Nos termos do voto que proferi no julgamento da Reclamação, na sessão de 1º de outubro de 2003, ao analisar o disposto no inc. VII do art. 5o da Constituição da República: “Parece-me óbvio que essa disposição constitucional não é, como não o é norma constitucional alguma, mera recomendação, nem tomada teórica de posição do constituinte a respeito da natureza da condição processual do réu; ela tem não menos óbvio sentido prático. Embora alguns vejam, em tal norma, uma suposta presunção de inocência, parece-me lícito abstrair indagação a esse respeito, no sentido de saber se hospeda, ou não, presunção de inocência. Há autores, sobretudo na Itália, que a propósito de regra análoga sustentam não conter presunção alguma, nem de inocência, nem de culpabilidade, senão e apenas enunciado normativo de garantia contra possibilidade de a lei ou decisão judicial impor ao réu, antes do trânsito em julgado de sentença penal condenatória, qualquer sanção ou conseqüência jurídica gravosa que dependa dessa condição constitucional, ou seja, do trânsito em julgado de sentença condenatória. Em outras palavras, independente de saber se contém, ou não, alcance de presunção – pode-se até dizer que a presunção de inocência é só uma das decorrências ou consectários dessa garantia, projetando-se como tal, por exemplo, na distribuição dos ônus da prova no processo, o certo é que essa cláusula garante ao réu, em causa criminal, não sofrer, até o trânsito em julgado da sentença, nenhuma sanção ou conseqüência jurídica danosa, cuja justificação normativa dependa do trânsito em julgado de sentença condenatória, que é o juízo definitivo de culpabilidade.

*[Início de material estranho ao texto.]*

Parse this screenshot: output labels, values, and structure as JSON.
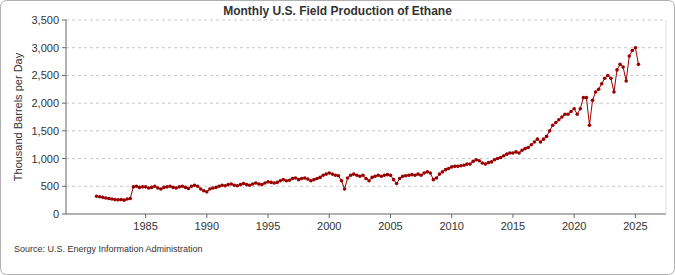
{
  "chart_data": {
    "type": "line",
    "title": "Monthly U.S. Field Production of Ethane",
    "y_label": "Thousand Barrels per Day",
    "source": "Source: U.S. Energy Information Administration",
    "color": "#990000",
    "marker": "circle",
    "line_style": "solid",
    "grid": true,
    "xlim": [
      1978.5,
      2027.5
    ],
    "xticks": [
      1985,
      1990,
      1995,
      2000,
      2005,
      2010,
      2015,
      2020,
      2025
    ],
    "ylim": [
      0,
      3500
    ],
    "yticks": [
      0,
      500,
      {
        "value": 1000,
        "label": "1,000"
      },
      {
        "value": 1500,
        "label": "1,500"
      },
      {
        "value": 2000,
        "label": "2,000"
      },
      {
        "value": 2500,
        "label": "2,500"
      },
      {
        "value": 3000,
        "label": "3,000"
      },
      {
        "value": 3500,
        "label": "3,500"
      }
    ],
    "x": [
      1981,
      1981.25,
      1981.5,
      1981.75,
      1982,
      1982.25,
      1982.5,
      1982.75,
      1983,
      1983.25,
      1983.5,
      1983.75,
      1984,
      1984.25,
      1984.5,
      1984.75,
      1985,
      1985.25,
      1985.5,
      1985.75,
      1986,
      1986.25,
      1986.5,
      1986.75,
      1987,
      1987.25,
      1987.5,
      1987.75,
      1988,
      1988.25,
      1988.5,
      1988.75,
      1989,
      1989.25,
      1989.5,
      1989.75,
      1990,
      1990.25,
      1990.5,
      1990.75,
      1991,
      1991.25,
      1991.5,
      1991.75,
      1992,
      1992.25,
      1992.5,
      1992.75,
      1993,
      1993.25,
      1993.5,
      1993.75,
      1994,
      1994.25,
      1994.5,
      1994.75,
      1995,
      1995.25,
      1995.5,
      1995.75,
      1996,
      1996.25,
      1996.5,
      1996.75,
      1997,
      1997.25,
      1997.5,
      1997.75,
      1998,
      1998.25,
      1998.5,
      1998.75,
      1999,
      1999.25,
      1999.5,
      1999.75,
      2000,
      2000.25,
      2000.5,
      2000.75,
      2001,
      2001.25,
      2001.5,
      2001.75,
      2002,
      2002.25,
      2002.5,
      2002.75,
      2003,
      2003.25,
      2003.5,
      2003.75,
      2004,
      2004.25,
      2004.5,
      2004.75,
      2005,
      2005.25,
      2005.5,
      2005.75,
      2006,
      2006.25,
      2006.5,
      2006.75,
      2007,
      2007.25,
      2007.5,
      2007.75,
      2008,
      2008.25,
      2008.5,
      2008.75,
      2009,
      2009.25,
      2009.5,
      2009.75,
      2010,
      2010.25,
      2010.5,
      2010.75,
      2011,
      2011.25,
      2011.5,
      2011.75,
      2012,
      2012.25,
      2012.5,
      2012.75,
      2013,
      2013.25,
      2013.5,
      2013.75,
      2014,
      2014.25,
      2014.5,
      2014.75,
      2015,
      2015.25,
      2015.5,
      2015.75,
      2016,
      2016.25,
      2016.5,
      2016.75,
      2017,
      2017.25,
      2017.5,
      2017.75,
      2018,
      2018.25,
      2018.5,
      2018.75,
      2019,
      2019.25,
      2019.5,
      2019.75,
      2020,
      2020.25,
      2020.5,
      2020.75,
      2021,
      2021.25,
      2021.5,
      2021.75,
      2022,
      2022.25,
      2022.5,
      2022.75,
      2023,
      2023.25,
      2023.5,
      2023.75,
      2024,
      2024.25,
      2024.5,
      2024.75,
      2025,
      2025.25
    ],
    "values": [
      320,
      310,
      300,
      290,
      280,
      270,
      260,
      255,
      260,
      250,
      270,
      280,
      490,
      500,
      480,
      490,
      490,
      470,
      480,
      500,
      470,
      450,
      480,
      490,
      500,
      480,
      470,
      490,
      500,
      480,
      460,
      500,
      520,
      500,
      450,
      420,
      400,
      450,
      470,
      480,
      500,
      520,
      510,
      530,
      540,
      520,
      510,
      530,
      550,
      530,
      520,
      540,
      560,
      540,
      530,
      560,
      580,
      570,
      560,
      570,
      600,
      620,
      600,
      610,
      640,
      650,
      620,
      640,
      650,
      630,
      600,
      620,
      640,
      660,
      700,
      720,
      740,
      720,
      700,
      690,
      600,
      450,
      650,
      700,
      720,
      700,
      680,
      700,
      640,
      600,
      660,
      680,
      700,
      680,
      700,
      710,
      700,
      620,
      550,
      640,
      680,
      690,
      700,
      710,
      700,
      720,
      700,
      740,
      760,
      740,
      620,
      650,
      720,
      760,
      800,
      820,
      850,
      860,
      860,
      870,
      880,
      900,
      900,
      950,
      980,
      960,
      920,
      900,
      930,
      940,
      980,
      1000,
      1020,
      1050,
      1080,
      1100,
      1100,
      1120,
      1100,
      1150,
      1180,
      1200,
      1250,
      1300,
      1350,
      1300,
      1350,
      1400,
      1500,
      1600,
      1650,
      1700,
      1750,
      1800,
      1800,
      1850,
      1900,
      1800,
      1900,
      2100,
      2100,
      1600,
      2050,
      2200,
      2250,
      2350,
      2450,
      2500,
      2450,
      2200,
      2600,
      2700,
      2650,
      2400,
      2850,
      2950,
      3000,
      2700
    ]
  }
}
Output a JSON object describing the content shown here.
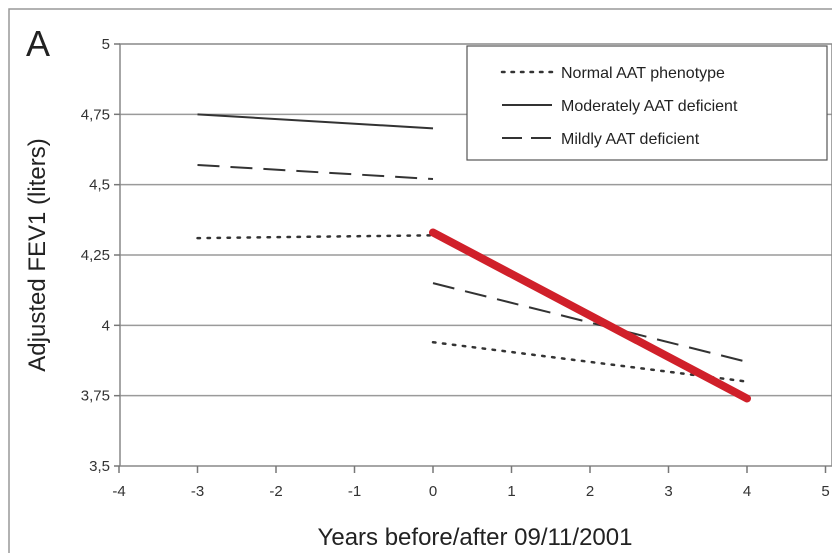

Temos, pois, aqui, o seguinte dilema, já posto pelo Ministro SEPÚLVEDA PERTENCE: tirando-se as hipóteses de prisão em flagrante – a cujo respeito como modalidade de prisão cautelar, que é, não quero discorrer aqui, bastando estar prevista na Constituição – e de prisão preventiva, cuja finalidade básica é a tutela do processo, a possibilidade de alguém ser ou manter-se preso nos termos de ambas as normas invocadas na sentença não vejo como qualificar-se senão como hipótese típica de execução provisória de sentença penal (recorrível) e que por isso mesmo ofende de modo direto a garantia do inciso LVII do art. 5º da Constituição da República, porque se está impondo àquele que, na forma da mesma Constituição, ainda não foi considerado culpado por sentença transitada em julgado, a mais grave das sanções, que é a privação da sua liberdade.

Parece-me que, além disso – como já salientado pelos Ministros MARCO AURÉLIO e SEPÚLVEDA PERTENCE -, o que acentua a gravidade da interpretação da sentença é que as leis tratem de maneira penosamente invertida e desigual bens jurídicos que estão em posições hierárquicas distantes, ou seja, a lei subalterna não admite, na execução civil provisória, a qual tem só efeitos de caráter patrimonial e quase sempre reversíveis, a prática de atos de adjudicação ou de qualquer outra forma de alienação, ao passo que as duas normas penais aplicadas pela sentença permitiriam a imposição da sanção extrema e gravíssima da privação da liberdade, a qual é irreversível pela razão manifesta de que não há maneira de o sistema jurídico repará-la sequer mediante o expediente subrogatório da indenização (que aliás, não se sabe quando é paga). Esse tratamento normativo desigual, que castiga o réu com perda injusta e irreparável da liberdade física, agride o princípio da proporcionalidade, como variável da razoabilidade. Creio inconcebível que o sistema jurídico tolere essa incoerência de regulamentação desproporcional de conseqüências sancionatórias para valores jurídicos absolutamente díspares, atribuindo prudente proteção a bem jurídico que, diria, não é o mais valioso da vida, o patrimônio, e, na esfera penal, negando-a à liberdade do cidadão! Isso, para mim, ofende frontalmente, além de cláusula constitucional específica (art. 5º, LVII), o princípio da proporcionalidade, que veda toda sanção injustificável quando comparada com conseqüência prevista para hipótese mais grave em abstrato.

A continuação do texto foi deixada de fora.